I think that the core problem in both cases is that perhaps 99.9% of everything in the SDK is generated from one central API specification. This is really the only way that you can manage multiple SDKs for over 100 services, each of which exposes dozens of operations. However, that 0.1% (or less) is what gives each SDK its personality, and it seems that the documentation generators for the v2 Java SDK aren't keeping up with the custom pieces. Fortunately, there's Google and Stack Overflow.

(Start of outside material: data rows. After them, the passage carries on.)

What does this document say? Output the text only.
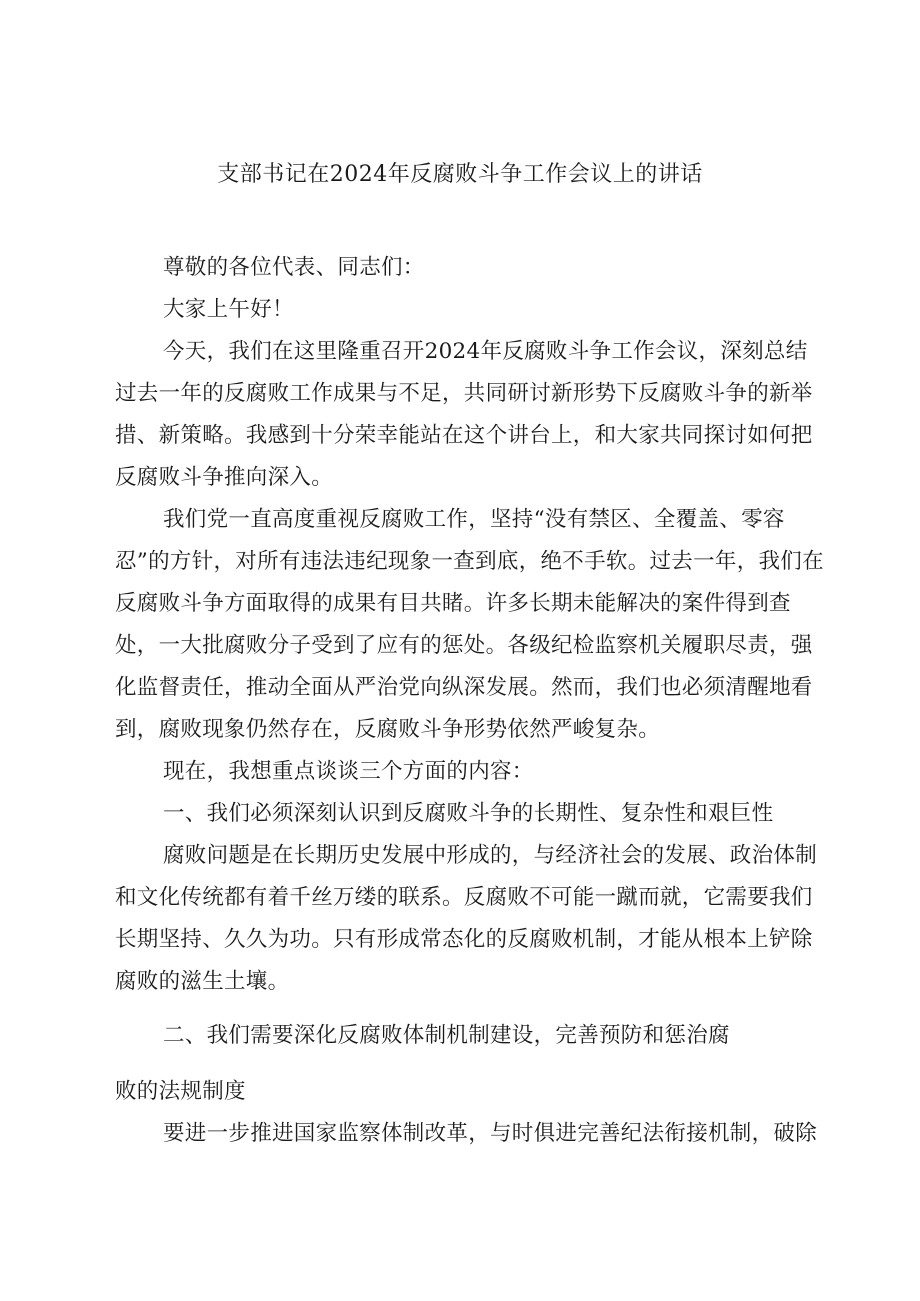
支部书记在2024年反腐败斗争工作会议上的讲话

尊敬的各位代表、同志们：

大家上午好！

今天，我们在这里隆重召开2024年反腐败斗争工作会议，深刻总结过去一年的反腐败工作成果与不足，共同研讨新形势下反腐败斗争的新举措、新策略。我感到十分荣幸能站在这个讲台上，和大家共同探讨如何把反腐败斗争推向深入。

我们党一直高度重视反腐败工作，坚持“没有禁区、全覆盖、零容忍”的方针，对所有违法违纪现象一查到底，绝不手软。过去一年，我们在反腐败斗争方面取得的成果有目共睹。许多长期未能解决的案件得到查处，一大批腐败分子受到了应有的惩处。各级纪检监察机关履职尽责，强化监督责任，推动全面从严治党向纵深发展。然而，我们也必须清醒地看到，腐败现象仍然存在，反腐败斗争形势依然严峻复杂。

现在，我想重点谈谈三个方面的内容：

一、我们必须深刻认识到反腐败斗争的长期性、复杂性和艰巨性

腐败问题是在长期历史发展中形成的，与经济社会的发展、政治体制和文化传统都有着千丝万缕的联系。反腐败不可能一蹴而就，它需要我们长期坚持、久久为功。只有形成常态化的反腐败机制，才能从根本上铲除腐败的滋生土壤。

二、我们需要深化反腐败体制机制建设，完善预防和惩治腐

败的法规制度

要进一步推进国家监察体制改革，与时俱进完善纪法衔接机制，破除
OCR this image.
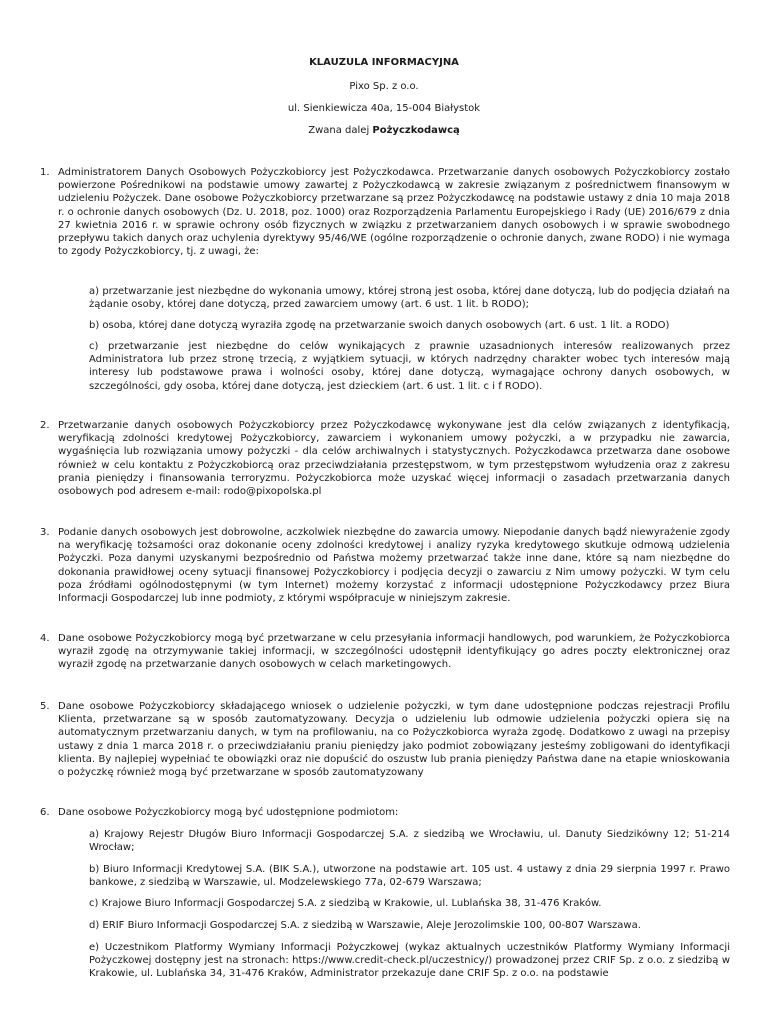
KLAUZULA INFORMACYJNA
Pixo Sp. z o.o.
ul. Sienkiewicza 40a, 15-004 Białystok
Zwana dalej Pożyczkodawcą
1. Administratorem Danych Osobowych Pożyczkobiorcy jest Pożyczkodawca. Przetwarzanie danych osobowych Pożyczkobiorcy zostało powierzone Pośrednikowi na podstawie umowy zawartej z Pożyczkodawcą w zakresie związanym z pośrednictwem finansowym w udzieleniu Pożyczek. Dane osobowe Pożyczkobiorcy przetwarzane są przez Pożyczkodawcę na podstawie ustawy z dnia 10 maja 2018 r. o ochronie danych osobowych (Dz. U. 2018, poz. 1000) oraz Rozporządzenia Parlamentu Europejskiego i Rady (UE) 2016/679 z dnia 27 kwietnia 2016 r. w sprawie ochrony osób fizycznych w związku z przetwarzaniem danych osobowych i w sprawie swobodnego przepływu takich danych oraz uchylenia dyrektywy 95/46/WE (ogólne rozporządzenie o ochronie danych, zwane RODO) i nie wymaga to zgody Pożyczkobiorcy, tj. z uwagi, że:
a) przetwarzanie jest niezbędne do wykonania umowy, której stroną jest osoba, której dane dotyczą, lub do podjęcia działań na żądanie osoby, której dane dotyczą, przed zawarciem umowy (art. 6 ust. 1 lit. b RODO);
b) osoba, której dane dotyczą wyraziła zgodę na przetwarzanie swoich danych osobowych (art. 6 ust. 1 lit. a RODO)
c) przetwarzanie jest niezbędne do celów wynikających z prawnie uzasadnionych interesów realizowanych przez Administratora lub przez stronę trzecią, z wyjątkiem sytuacji, w których nadrzędny charakter wobec tych interesów mają interesy lub podstawowe prawa i wolności osoby, której dane dotyczą, wymagające ochrony danych osobowych, w szczególności, gdy osoba, której dane dotyczą, jest dzieckiem (art. 6 ust. 1 lit. c i f RODO).
2. Przetwarzanie danych osobowych Pożyczkobiorcy przez Pożyczkodawcę wykonywane jest dla celów związanych z identyfikacją, weryfikacją zdolności kredytowej Pożyczkobiorcy, zawarciem i wykonaniem umowy pożyczki, a w przypadku nie zawarcia, wygaśnięcia lub rozwiązania umowy pożyczki - dla celów archiwalnych i statystycznych. Pożyczkodawca przetwarza dane osobowe również w celu kontaktu z Pożyczkobiorcą oraz przeciwdziałania przestępstwom, w tym przestępstwom wyłudzenia oraz z zakresu prania pieniędzy i finansowania terroryzmu. Pożyczkobiorca może uzyskać więcej informacji o zasadach przetwarzania danych osobowych pod adresem e-mail: rodo@pixopolska.pl
3. Podanie danych osobowych jest dobrowolne, aczkolwiek niezbędne do zawarcia umowy. Niepodanie danych bądź niewyrażenie zgody na weryfikację tożsamości oraz dokonanie oceny zdolności kredytowej i analizy ryzyka kredytowego skutkuje odmową udzielenia Pożyczki. Poza danymi uzyskanymi bezpośrednio od Państwa możemy przetwarzać także inne dane, które są nam niezbędne do dokonania prawidłowej oceny sytuacji finansowej Pożyczkobiorcy i podjęcia decyzji o zawarciu z Nim umowy pożyczki. W tym celu poza źródłami ogólnodostępnymi (w tym Internet) możemy korzystać z informacji udostępnione Pożyczkodawcy przez Biura Informacji Gospodarczej lub inne podmioty, z którymi współpracuje w niniejszym zakresie.
4. Dane osobowe Pożyczkobiorcy mogą być przetwarzane w celu przesyłania informacji handlowych, pod warunkiem, że Pożyczkobiorca wyraził zgodę na otrzymywanie takiej informacji, w szczególności udostępnił identyfikujący go adres poczty elektronicznej oraz wyraził zgodę na przetwarzanie danych osobowych w celach marketingowych.
5. Dane osobowe Pożyczkobiorcy składającego wniosek o udzielenie pożyczki, w tym dane udostępnione podczas rejestracji Profilu Klienta, przetwarzane są w sposób zautomatyzowany. Decyzja o udzieleniu lub odmowie udzielenia pożyczki opiera się na automatycznym przetwarzaniu danych, w tym na profilowaniu, na co Pożyczkobiorca wyraża zgodę. Dodatkowo z uwagi na przepisy ustawy z dnia 1 marca 2018 r. o przeciwdziałaniu praniu pieniędzy jako podmiot zobowiązany jesteśmy zobligowani do identyfikacji klienta. By najlepiej wypełniać te obowiązki oraz nie dopuścić do oszustw lub prania pieniędzy Państwa dane na etapie wnioskowania o pożyczkę również mogą być przetwarzane w sposób zautomatyzowany
6. Dane osobowe Pożyczkobiorcy mogą być udostępnione podmiotom:
a) Krajowy Rejestr Długów Biuro Informacji Gospodarczej S.A. z siedzibą we Wrocławiu, ul. Danuty Siedzikówny 12; 51-214 Wrocław;
b) Biuro Informacji Kredytowej S.A. (BIK S.A.), utworzone na podstawie art. 105 ust. 4 ustawy z dnia 29 sierpnia 1997 r. Prawo bankowe, z siedzibą w Warszawie, ul. Modzelewskiego 77a, 02-679 Warszawa;
c) Krajowe Biuro Informacji Gospodarczej S.A. z siedzibą w Krakowie, ul. Lublańska 38, 31-476 Kraków.
d) ERIF Biuro Informacji Gospodarczej S.A. z siedzibą w Warszawie, Aleje Jerozolimskie 100, 00-807 Warszawa.
e) Uczestnikom Platformy Wymiany Informacji Pożyczkowej (wykaz aktualnych uczestników Platformy Wymiany Informacji Pożyczkowej dostępny jest na stronach: https://www.credit-check.pl/uczestnicy/) prowadzonej przez CRIF Sp. z o.o. z siedzibą w Krakowie, ul. Lublańska 34, 31-476 Kraków, Administrator przekazuje dane CRIF Sp. z o.o. na podstawie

There are still missing capabilities
According to the migration guide, “higher level” libraries like the S3 Transfer Manager aren't available; if you need them you'll need to use both the V1 and V2 SDKs. I haven't verified this myself, but in the past I've used the Transfer Manager very heavily and have recommended it to others.

So what would be a compelling reason to switch? The only one I can think of is the ability to use HTTP/2 and true asynchronous clients. Both can improve performance when you're making large numbers of concurrent API calls. Of course, there are often better alternatives to making large numbers of API calls, especially calls that run the risk of being throttled (and a bonus complaint about AWS APIs in general: they have many different ways to report throttling).

One thing that is not compelling is the fear that one day AWS will decide to discontinue the version 1 SDK. First, because AWS never seems to deprecate/remove anything (does anyone still use SimpleDB? how about the Simple Workflow Service?). But more important is the existing code that uses version 1. I don't know how many millions of lines there are, but I suspect that it's large. And I also suspect that most of it belongs to companies that pay Amazon lots of money and would seriously reconsider cloud providers if required to update their codebases.